One afternoon a week I went to a little room with a bunch of old equipment, including an oven and a spectrometer. I found some glass slides and a lamp and a thermometer and started to make measurements, heating up the glass, watching diffraction fringes change, etc. etc.
At the end I plotted my results, and they were all over the place. I mean, simply scattershot. I took out my trusted HP calculator (remember Reverse Polish Notation?) and plugged away and came up with a best-line fit. And when I took it to my professor (Bryon Dieterle), he pretty much laughed right in my face and told me you can't just draw a stupid line between a seemingly random set of results, and anyway, I hadn't considered the uncertainties of my data (or my result) and that was actually most of experimental science. I felt pretty humiliated -- I could go back and show you the exact spot in the hallway he told me all this, almost like it was the Kennedy assassination. Then he explained uncertainties in terms of partial derivatives and it started to make sense. I think he gave me an A-.

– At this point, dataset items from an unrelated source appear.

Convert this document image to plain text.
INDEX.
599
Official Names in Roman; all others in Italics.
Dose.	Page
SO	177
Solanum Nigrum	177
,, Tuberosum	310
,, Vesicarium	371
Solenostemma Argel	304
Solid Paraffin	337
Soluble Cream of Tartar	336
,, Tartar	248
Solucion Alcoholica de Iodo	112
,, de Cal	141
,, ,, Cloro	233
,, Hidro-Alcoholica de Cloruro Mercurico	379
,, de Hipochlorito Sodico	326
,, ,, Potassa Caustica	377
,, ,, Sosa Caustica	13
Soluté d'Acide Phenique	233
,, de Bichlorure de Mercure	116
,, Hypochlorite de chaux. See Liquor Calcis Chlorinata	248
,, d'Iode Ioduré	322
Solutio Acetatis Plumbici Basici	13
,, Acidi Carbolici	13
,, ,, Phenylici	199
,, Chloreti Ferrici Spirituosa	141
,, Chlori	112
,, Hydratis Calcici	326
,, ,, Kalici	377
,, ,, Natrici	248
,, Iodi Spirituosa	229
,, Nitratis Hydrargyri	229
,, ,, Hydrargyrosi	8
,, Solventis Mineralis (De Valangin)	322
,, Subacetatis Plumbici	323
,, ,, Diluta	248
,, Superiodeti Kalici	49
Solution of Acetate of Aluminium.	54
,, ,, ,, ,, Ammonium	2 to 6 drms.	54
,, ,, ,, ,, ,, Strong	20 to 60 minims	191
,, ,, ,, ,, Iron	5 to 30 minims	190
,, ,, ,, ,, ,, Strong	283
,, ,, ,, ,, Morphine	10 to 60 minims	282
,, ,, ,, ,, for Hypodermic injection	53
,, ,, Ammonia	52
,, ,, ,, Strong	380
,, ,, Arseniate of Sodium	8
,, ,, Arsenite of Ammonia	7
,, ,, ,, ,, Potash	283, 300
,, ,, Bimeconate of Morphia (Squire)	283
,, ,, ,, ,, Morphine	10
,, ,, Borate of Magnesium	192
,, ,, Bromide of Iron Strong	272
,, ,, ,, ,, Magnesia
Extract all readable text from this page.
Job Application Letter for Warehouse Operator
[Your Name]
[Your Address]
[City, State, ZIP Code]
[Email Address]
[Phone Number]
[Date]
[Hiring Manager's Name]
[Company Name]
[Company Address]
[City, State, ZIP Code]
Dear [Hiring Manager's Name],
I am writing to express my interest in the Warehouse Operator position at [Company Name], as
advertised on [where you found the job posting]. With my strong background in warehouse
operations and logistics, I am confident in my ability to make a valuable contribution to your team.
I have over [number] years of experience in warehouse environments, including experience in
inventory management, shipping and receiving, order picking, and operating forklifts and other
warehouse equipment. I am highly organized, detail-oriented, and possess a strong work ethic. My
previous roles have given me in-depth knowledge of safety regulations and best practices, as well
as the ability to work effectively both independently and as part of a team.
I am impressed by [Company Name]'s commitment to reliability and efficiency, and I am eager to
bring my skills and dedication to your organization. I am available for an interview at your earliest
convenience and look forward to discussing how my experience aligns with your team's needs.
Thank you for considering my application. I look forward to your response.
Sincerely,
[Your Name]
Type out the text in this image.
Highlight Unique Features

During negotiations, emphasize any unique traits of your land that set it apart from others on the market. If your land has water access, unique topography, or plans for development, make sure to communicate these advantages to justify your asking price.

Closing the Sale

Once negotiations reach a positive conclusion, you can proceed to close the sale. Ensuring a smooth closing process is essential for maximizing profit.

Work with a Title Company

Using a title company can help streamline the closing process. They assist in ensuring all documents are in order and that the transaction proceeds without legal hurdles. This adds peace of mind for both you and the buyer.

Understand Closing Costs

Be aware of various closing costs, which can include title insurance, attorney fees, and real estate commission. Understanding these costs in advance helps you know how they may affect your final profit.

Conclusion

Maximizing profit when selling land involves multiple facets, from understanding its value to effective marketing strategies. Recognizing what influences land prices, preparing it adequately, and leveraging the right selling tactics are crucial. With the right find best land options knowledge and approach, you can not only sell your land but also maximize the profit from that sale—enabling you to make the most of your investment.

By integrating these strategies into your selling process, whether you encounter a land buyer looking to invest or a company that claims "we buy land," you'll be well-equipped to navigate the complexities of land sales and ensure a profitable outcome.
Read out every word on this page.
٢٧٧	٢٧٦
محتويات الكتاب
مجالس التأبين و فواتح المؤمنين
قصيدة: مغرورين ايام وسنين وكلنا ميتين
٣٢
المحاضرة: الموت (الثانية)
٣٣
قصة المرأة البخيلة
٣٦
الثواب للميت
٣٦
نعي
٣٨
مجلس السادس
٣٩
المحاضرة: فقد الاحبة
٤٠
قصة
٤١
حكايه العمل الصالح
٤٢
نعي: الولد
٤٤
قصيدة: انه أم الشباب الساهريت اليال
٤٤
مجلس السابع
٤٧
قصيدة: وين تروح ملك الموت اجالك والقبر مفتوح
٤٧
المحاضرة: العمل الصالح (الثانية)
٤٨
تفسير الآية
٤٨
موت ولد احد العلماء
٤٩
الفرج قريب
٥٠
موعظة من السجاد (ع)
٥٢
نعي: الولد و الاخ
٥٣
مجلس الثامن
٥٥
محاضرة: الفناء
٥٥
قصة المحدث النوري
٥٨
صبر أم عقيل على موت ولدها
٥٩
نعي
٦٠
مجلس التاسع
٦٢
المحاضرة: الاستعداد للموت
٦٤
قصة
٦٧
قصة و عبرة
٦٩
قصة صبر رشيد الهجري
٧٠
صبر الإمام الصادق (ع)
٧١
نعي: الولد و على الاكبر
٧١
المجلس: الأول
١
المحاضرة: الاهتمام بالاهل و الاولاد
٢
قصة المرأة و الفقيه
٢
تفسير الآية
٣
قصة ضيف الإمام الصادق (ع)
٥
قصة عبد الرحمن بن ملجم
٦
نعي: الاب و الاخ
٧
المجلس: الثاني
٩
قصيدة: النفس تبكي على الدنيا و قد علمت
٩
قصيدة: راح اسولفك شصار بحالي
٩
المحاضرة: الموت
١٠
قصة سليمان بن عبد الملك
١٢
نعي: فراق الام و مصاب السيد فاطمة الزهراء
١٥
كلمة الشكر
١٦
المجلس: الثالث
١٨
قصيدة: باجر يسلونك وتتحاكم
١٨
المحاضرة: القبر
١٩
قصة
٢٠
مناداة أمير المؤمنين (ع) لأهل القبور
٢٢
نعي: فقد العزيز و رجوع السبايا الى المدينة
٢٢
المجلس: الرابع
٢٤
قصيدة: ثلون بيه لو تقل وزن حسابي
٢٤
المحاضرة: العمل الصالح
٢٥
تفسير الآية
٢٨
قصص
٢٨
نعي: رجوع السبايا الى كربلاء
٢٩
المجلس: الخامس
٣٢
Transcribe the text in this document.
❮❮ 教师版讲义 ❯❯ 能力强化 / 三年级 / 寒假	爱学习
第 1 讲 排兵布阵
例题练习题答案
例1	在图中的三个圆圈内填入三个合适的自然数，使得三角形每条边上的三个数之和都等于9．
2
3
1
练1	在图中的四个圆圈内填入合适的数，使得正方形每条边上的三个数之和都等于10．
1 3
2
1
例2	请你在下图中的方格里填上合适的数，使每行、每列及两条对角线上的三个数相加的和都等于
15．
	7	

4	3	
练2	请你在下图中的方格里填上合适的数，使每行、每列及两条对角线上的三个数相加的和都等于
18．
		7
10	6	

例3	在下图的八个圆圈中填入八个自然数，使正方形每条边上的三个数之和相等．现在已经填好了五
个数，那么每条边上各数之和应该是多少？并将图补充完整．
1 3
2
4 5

I was always a lousy experimentalist -- I still panic at having to change a flat tire -- but in fact that humiliation taught me a great deal about what data analysis was all about and insisting on good data and precise data and not being stupid about it and all that. Anyway.
So when I see something like this
from the blog Stochastic Democracy, more or less endorsed by Matthew Yglesias here, I have to laugh. You can't just take a scatterhot of points and draw a line through it because that's what your calculator (now Excel) tells you. Sure, you can, but it's meaningless -- it's a blob! -- and it's more important to understand that it's meaningless than going through the nitty gritty details of calculation slopes and intercepts and Pearson coefficients.
I don't know the moral of this story, except that you can do a lot of stupid things with the linear correlation function on your spreadsheet. Be sure to think first.